A lot of interfaces suffer that fate when they move into the larger consumer space. We face the
Eternal September of test equipment. HP was just tragically ahead of their time being courageous.
Yes, I just compared Rigol and Apple to AOL.
No, that's how you make horrible things like Windoiws8/10, or justify your high consultancy fees.
A lot of user interface design is simple common sense.
Doesn't interface design fall under human factors engineering? Wasn't there a classic book written on the subject?
Microsoft and Apple have been throwing a lot of basic interface principles under the bus for the sake of unifying desktop and portable interfaces. This was just a bad idea and they should feel bad for attempting it.
Apple had already lost the desktop market so they had nothing to lose but Microsoft tried to use their desktop dominance to leverage a position in portable devices. That was great for a majority of new consumers but it sucks for people who want to get actual work done and I expect eventually that part of the market to split off and tell Apple and Microsoft to fuck off. They certainly are not going to release an interface catering to these people despite them encompassing the entire desktop/workstation using population for a long time.
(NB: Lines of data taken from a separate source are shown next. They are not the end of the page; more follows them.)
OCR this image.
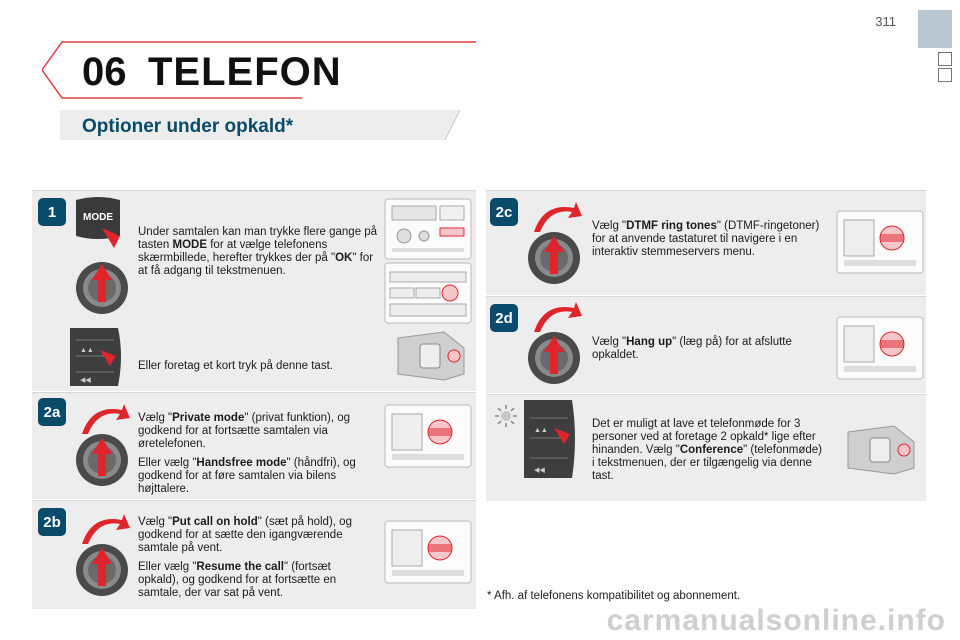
311
06 TELEFON
Optioner under opkald*
1
2a
2b
2c
2d
MODE
▲▲
◀◀
▲▲
◀◀

Under samtalen kan man trykke flere gange på tasten MODE for at vælge telefonens skærmbillede, herefter trykkes der på "OK" for at få adgang til tekstmenuen.

Eller foretag et kort tryk på denne tast.

Vælg "Private mode" (privat funktion), og godkend for at fortsætte samtalen via øretelefonen.

Eller vælg "Handsfree mode" (håndfri), og godkend for at føre samtalen via bilens højttalere.

Vælg "Put call on hold" (sæt på hold), og godkend for at sætte den igangværende samtale på vent.

Eller vælg "Resume the call" (fortsæt opkald), og godkend for at fortsætte en samtale, der var sat på vent.

Vælg "DTMF ring tones" (DTMF-ringetoner) for at anvende tastaturet til navigere i en interaktiv stemmeservers menu.

Vælg "Hang up" (læg på) for at afslutte opkaldet.

Det er muligt at lave et telefonmøde for 3 personer ved at foretage 2 opkald* lige efter hinanden. Vælg "Conference" (telefonmøde) i tekstmenuen, der er tilgængelig via denne tast.

* Afh. af telefonens kompatibilitet og abonnement.
carmanualsonline.info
A lot of engineering is common sense. That doesn't mean you can just slap a bridge together. Neither good engineering nor good UX design tend to happen by accident, to paraphrase GeorgeOfTheJungle.
Oddly enough, I know how to slap a working bridge together with common sense. Masonry does not produce an efficient bridge but that is why the Romans were able to do it without engineering. Modern engineering is about building efficient structures and the same might be said about modern product design but efficient for whom?
I laugh now every time I see some product with a stylishly curved enclosure. That is code for "don't stack this because our thermal engineering sucks".